Se o Governo pede às pessoas para continuarem em casa e se as empresas estão a entrar em lay off.
Se ainda não se vê "a luz ao fundo", diz o Primeiro Ministro.
Mas vai ficar tudo bem!

1 de abril de 2020

DIÁRIO DE UM TEMPO DE MEDO XX

De facto, as coincidências existem.
Hoje, passei o dia a pensar no livro de Alexandre Dumas, O conde de Monte Cristo, e a dizer à minha filha que deveríamos rever o filme realizado a partir do livro.
Tudo porque já vamos na terceira semana de isolamento social e todo o mês de abril, que começa hoje, vai ser passado assim, já é certo.
E isto leva a pensar. Mais um mês inteiro em casa? 
De repente, uma pessoa cai na realidade e apercebe-se que só tem de estar no conforto de sua casa e até sai para fazer compras para que a comida não falte. E olha para outros exemplos de verdadeiro isolamento, de prisão, de perigo intenso, de medo imenso e apercebe-se que, apesar da grande ameaça que ronda o exterior, não é o fim do mundo.
Tudo vai ficar bem?
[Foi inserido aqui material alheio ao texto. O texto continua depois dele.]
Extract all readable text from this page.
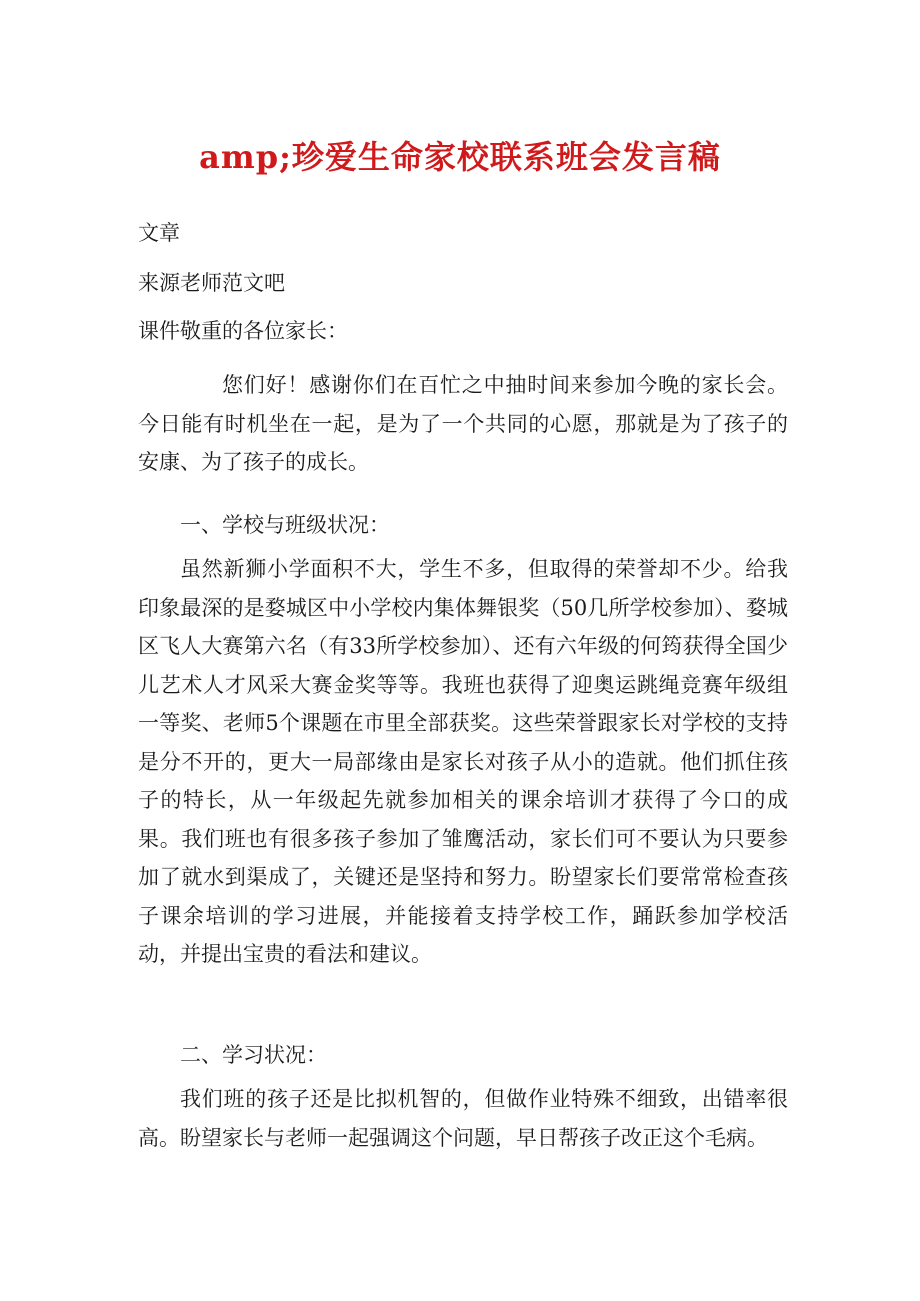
amp;珍爱生命家校联系班会发言稿

文章

来源老师范文吧

课件敬重的各位家长：

您们好！感谢你们在百忙之中抽时间来参加今晚的家长会。今日能有时机坐在一起，是为了一个共同的心愿，那就是为了孩子的安康、为了孩子的成长。

一、学校与班级状况：

虽然新狮小学面积不大，学生不多，但取得的荣誉却不少。给我印象最深的是婺城区中小学校内集体舞银奖（50几所学校参加）、婺城区飞人大赛第六名（有33所学校参加）、还有六年级的何筠获得全国少儿艺术人才风采大赛金奖等等。我班也获得了迎奥运跳绳竞赛年级组一等奖、老师5个课题在市里全部获奖。这些荣誉跟家长对学校的支持是分不开的，更大一局部缘由是家长对孩子从小的造就。他们抓住孩子的特长，从一年级起先就参加相关的课余培训才获得了今口的成果。我们班也有很多孩子参加了雏鹰活动，家长们可不要认为只要参加了就水到渠成了，关键还是坚持和努力。盼望家长们要常常检查孩子课余培训的学习进展，并能接着支持学校工作，踊跃参加学校活动，并提出宝贵的看法和建议。

二、学习状况：

我们班的孩子还是比拟机智的，但做作业特殊不细致，出错率很高。盼望家长与老师一起强调这个问题，早日帮孩子改正这个毛病。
Não sei. O futuro o dirá. E, tratando-se do mundo real, não dá para ir ao fim do livro (como adoro fazer!) para vislumbrar um possível fim.
Voltando às coincidências. Depois de ter passado o dia a pensar nestes assuntos (fico assim, mais inquieta quando saio para fazer algumas compras, o que aconteceu, hoje), eis que o jornalista Rodrigo Guedes de Carvalho termina o seu noticiário precisamente a lembrar casos reais de luta pela sobrevivência em que durante dias e dias, pessoas presas em grutas e/ou minas, tiveram de aguentar e ir buscar uma força que não sabiam que tinham. São casos reais, não é o caso da ficção no livro O conde de Monte Cristo.

Faço minhas as palavras do jornalista: "Ninguém nos preparou para isto!".